De toute évidence, ce dont témoigne l'Imâm Alî par ces paroles n'est pas de l'ordre d'une expérience ordinaire qui prit place dans un passé lointain. Le temps dans lequel s'est inscrit sa vision et son témoignage n'a de temporalité que de manière analogique avec la temporalité telle que nous l'expérimentons. Il est un passé mais dont l'antériorité ne se situe pas hier, pas plus qu'il y a des milliards d'années. Ce passé, c'est celui de la virtualité, de la potentialité. Mohammad fut manifesté le dernier parce qu'il fut intentionné en premier.
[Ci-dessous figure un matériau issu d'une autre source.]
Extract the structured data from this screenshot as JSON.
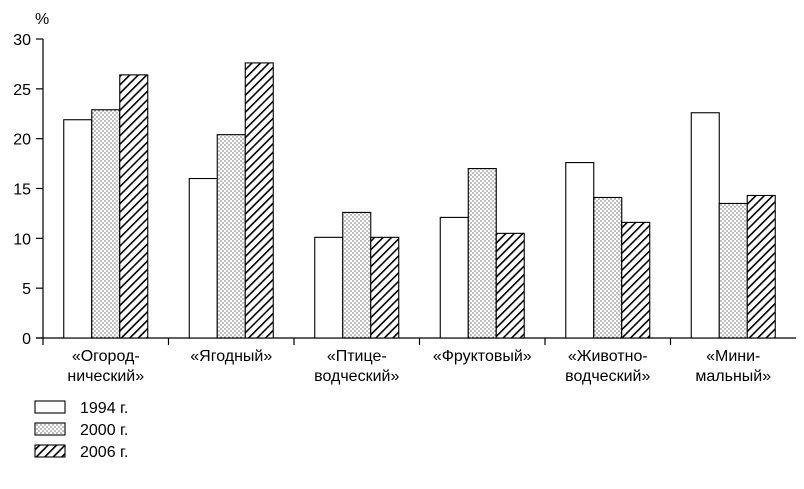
{
  "chart_data": {
    "type": "bar",
    "ylabel": "%",
    "ylim": [
      0,
      30
    ],
    "yticks": [
      0,
      5,
      10,
      15,
      20,
      25,
      30
    ],
    "categories": [
      [
        "«Огород-",
        "нический»"
      ],
      [
        "«Ягодный»"
      ],
      [
        "«Птице-",
        "водческий»"
      ],
      [
        "«Фруктовый»"
      ],
      [
        "«Животно-",
        "водческий»"
      ],
      [
        "«Мини-",
        "мальный»"
      ]
    ],
    "series": [
      {
        "name": "1994 г.",
        "pattern": "empty",
        "values": [
          21.9,
          16.0,
          10.1,
          12.1,
          17.6,
          22.6
        ]
      },
      {
        "name": "2000 г.",
        "pattern": "dotted",
        "values": [
          22.9,
          20.4,
          12.6,
          17.0,
          14.1,
          13.5
        ]
      },
      {
        "name": "2006 г.",
        "pattern": "hatched",
        "values": [
          26.4,
          27.6,
          10.1,
          10.5,
          11.6,
          14.3
        ]
      }
    ],
    "grid": false,
    "legend": "bottom-left",
    "colors": {
      "stroke": "#000000",
      "background": "#ffffff"
    }
  }
}
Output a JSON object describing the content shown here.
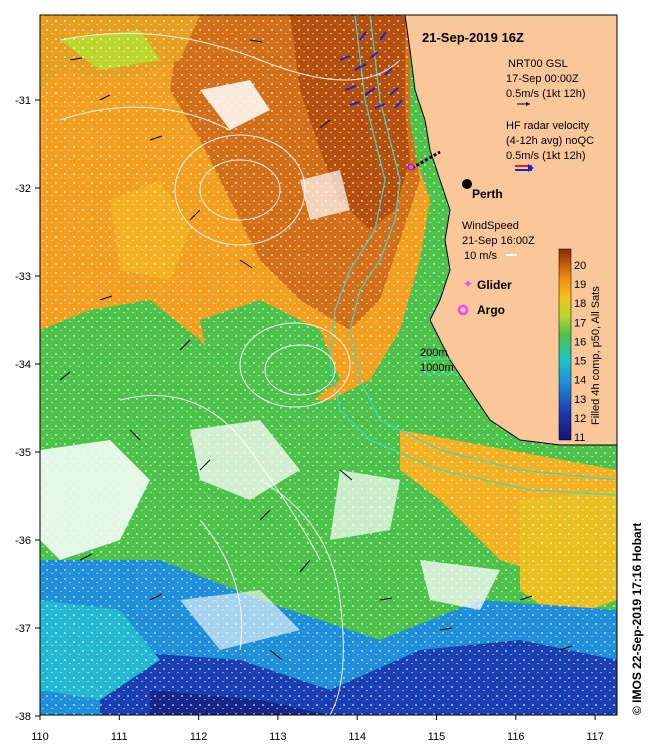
{
  "title": "21-Sep-2019 16Z",
  "legend": {
    "gsl_line1": "NRT00 GSL",
    "gsl_line2": "17-Sep 00:00Z",
    "gsl_line3": "0.5m/s (1kt 12h)",
    "hf_line1": "HF radar velocity",
    "hf_line2": "(4-12h avg) noQC",
    "hf_line3": "0.5m/s (1kt 12h)",
    "wind_line1": "WindSpeed",
    "wind_line2": "21-Sep 16:00Z",
    "wind_line3": "10 m/s",
    "glider": "Glider",
    "argo": "Argo",
    "iso200": "200m",
    "iso1000": "1000m"
  },
  "city": "Perth",
  "colorbar": {
    "title": "Filled 4h comp, p50, All Sats",
    "ticks": [
      "20",
      "19",
      "18",
      "17",
      "16",
      "15",
      "14",
      "13",
      "12",
      "11"
    ]
  },
  "x_ticks": [
    "110",
    "111",
    "112",
    "113",
    "114",
    "115",
    "116",
    "117"
  ],
  "y_ticks": [
    "-31",
    "-32",
    "-33",
    "-34",
    "-35",
    "-36",
    "-37",
    "-38"
  ],
  "credit": "© IMOS 22-Sep-2019 17:16 Hobart",
  "colors": {
    "land": "#f9c79a",
    "sst_warm": "#c65a10",
    "sst_mid": "#f3a020",
    "sst_green": "#4cc24a",
    "sst_cool": "#1e8fd8",
    "sst_cold": "#1a3fb0",
    "isobath": "#3fd6c8",
    "hf_arrow": "#2020d0",
    "glider": "#ff40ff"
  }
}
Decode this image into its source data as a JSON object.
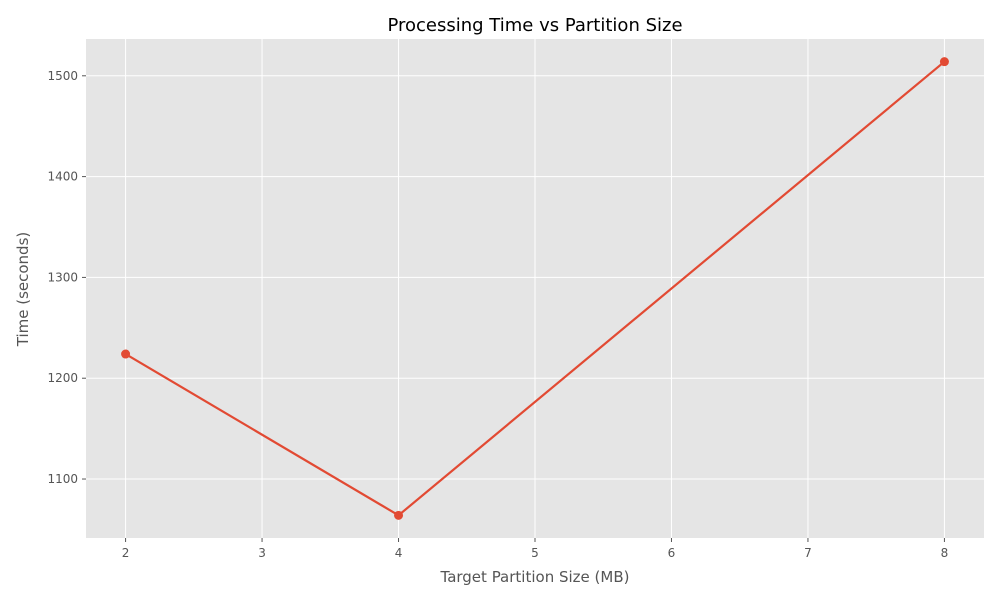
{
  "chart_data": {
    "type": "line",
    "title": "Processing Time vs Partition Size",
    "xlabel": "Target Partition Size (MB)",
    "ylabel": "Time (seconds)",
    "x": [
      2,
      4,
      8
    ],
    "series": [
      {
        "values": [
          1224,
          1064,
          1514
        ]
      }
    ],
    "xlim": [
      1.71,
      8.29
    ],
    "ylim": [
      1041.5,
      1536.5
    ],
    "xticks": [
      2,
      3,
      4,
      5,
      6,
      7,
      8
    ],
    "yticks": [
      1100,
      1200,
      1300,
      1400,
      1500
    ],
    "grid": true,
    "marker": "circle",
    "colors": {
      "line": "#e24a33",
      "plot_background": "#e5e5e5",
      "grid": "#ffffff",
      "tick_text": "#555555",
      "title_text": "#000000"
    }
  }
}
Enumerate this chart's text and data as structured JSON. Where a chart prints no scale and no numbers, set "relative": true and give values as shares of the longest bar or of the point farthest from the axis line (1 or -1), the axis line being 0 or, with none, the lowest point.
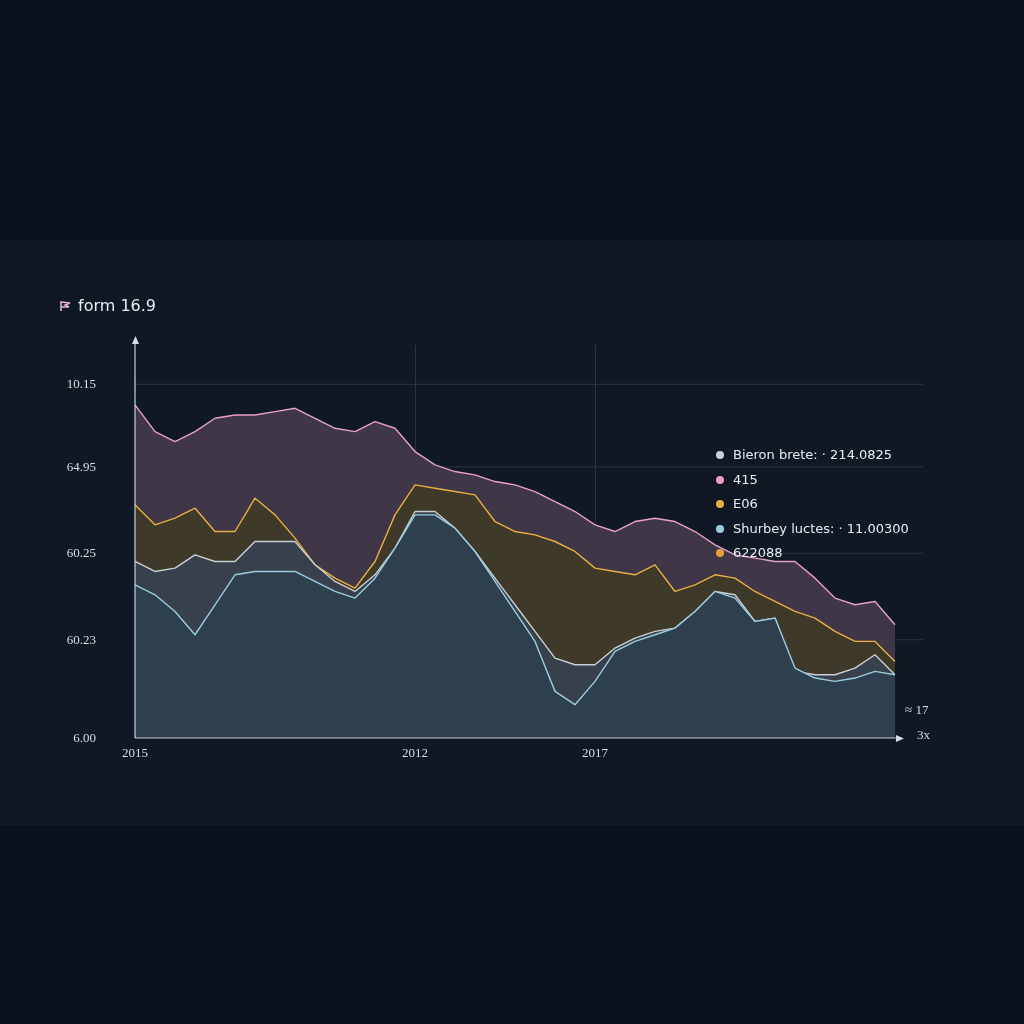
{
  "chart_data": {
    "type": "area",
    "title": "form 16.9",
    "relative": true,
    "categories": [
      "2015",
      null,
      null,
      null,
      null,
      null,
      null,
      null,
      null,
      null,
      null,
      null,
      null,
      null,
      "2012",
      null,
      null,
      null,
      null,
      null,
      null,
      null,
      null,
      "2017",
      null,
      null,
      null,
      null,
      null,
      null,
      null,
      null,
      null,
      null,
      null,
      null,
      null,
      null,
      null
    ],
    "grid": true,
    "legend": "right",
    "annotations": [
      "10.15",
      "64.95",
      "60.25",
      "60.23",
      "6.00",
      "622088",
      "≈ 17",
      "3x"
    ],
    "series": [
      {
        "name": "Bieron brete: · 214.0825",
        "color": "#c8d0d4",
        "values": [
          0.53,
          0.5,
          0.51,
          0.55,
          0.53,
          0.53,
          0.59,
          0.59,
          0.59,
          0.52,
          0.47,
          0.44,
          0.49,
          0.57,
          0.68,
          0.68,
          0.63,
          0.56,
          0.48,
          0.4,
          0.32,
          0.24,
          0.22,
          0.22,
          0.27,
          0.3,
          0.32,
          0.33,
          0.38,
          0.44,
          0.43,
          0.35,
          0.36,
          0.2,
          0.19,
          0.19,
          0.21,
          0.25,
          0.19
        ]
      },
      {
        "name": "415",
        "color": "#e8a0c8",
        "values": [
          1.0,
          0.92,
          0.89,
          0.92,
          0.96,
          0.97,
          0.97,
          0.98,
          0.99,
          0.96,
          0.93,
          0.92,
          0.95,
          0.93,
          0.86,
          0.82,
          0.8,
          0.79,
          0.77,
          0.76,
          0.74,
          0.71,
          0.68,
          0.64,
          0.62,
          0.65,
          0.66,
          0.65,
          0.62,
          0.58,
          0.55,
          0.54,
          0.53,
          0.53,
          0.48,
          0.42,
          0.4,
          0.41,
          0.34
        ]
      },
      {
        "name": "E06",
        "color": "#e8b040",
        "values": [
          0.7,
          0.64,
          0.66,
          0.69,
          0.62,
          0.62,
          0.72,
          0.67,
          0.6,
          0.52,
          0.48,
          0.45,
          0.53,
          0.67,
          0.76,
          0.75,
          0.74,
          0.73,
          0.65,
          0.62,
          0.61,
          0.59,
          0.56,
          0.51,
          0.5,
          0.49,
          0.52,
          0.44,
          0.46,
          0.49,
          0.48,
          0.44,
          0.41,
          0.38,
          0.36,
          0.32,
          0.29,
          0.29,
          0.23
        ]
      },
      {
        "name": "Shurbey luctes: · 11.00300",
        "color": "#9ccce0",
        "values": [
          0.46,
          0.43,
          0.38,
          0.31,
          0.4,
          0.49,
          0.5,
          0.5,
          0.5,
          0.47,
          0.44,
          0.42,
          0.48,
          0.57,
          0.67,
          0.67,
          0.63,
          0.56,
          0.47,
          0.38,
          0.29,
          0.14,
          0.1,
          0.17,
          0.26,
          0.29,
          0.31,
          0.33,
          0.38,
          0.44,
          0.42,
          0.35,
          0.36,
          0.21,
          0.18,
          0.17,
          0.18,
          0.2,
          0.19
        ]
      }
    ]
  }
}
Par analogie, lorsqu'un couple désire avoir un enfant : le désir de l'enfant se manifeste en premier, et ce n'est qu'au moment où l'enfant naît effectivement et est sain et sauf que le désir d'avoir un enfant est accompli. Et ce n'est que lorsque l'enfant a atteint sa pleine stature, devient un adulte responsable et qu'il atteint la maturité que ses parents peuvent considérer leur responsabilité à son égard accomplie. La volonté divine devait s'accomplir, la Prophétie de Mohammad devait être rendue manifeste. Il fut le dernier des Prophètes parce qu'il fut le premier intentionné, il fut le dernier des Prophètes parce qu'il doit accomplir le Message et la Proclamation de tous les Prophètes pour ouvrir un nouveau cycle. Bonne lecture.
Quatrième hadith : [la question du Patriarche chrétien à l'Imâm Alî – que Sa paix soit sur nous – « As-tu connu Dieu par Mohammad ou bien Mohammad par Dieu, l'Exalté Majestueux ? »]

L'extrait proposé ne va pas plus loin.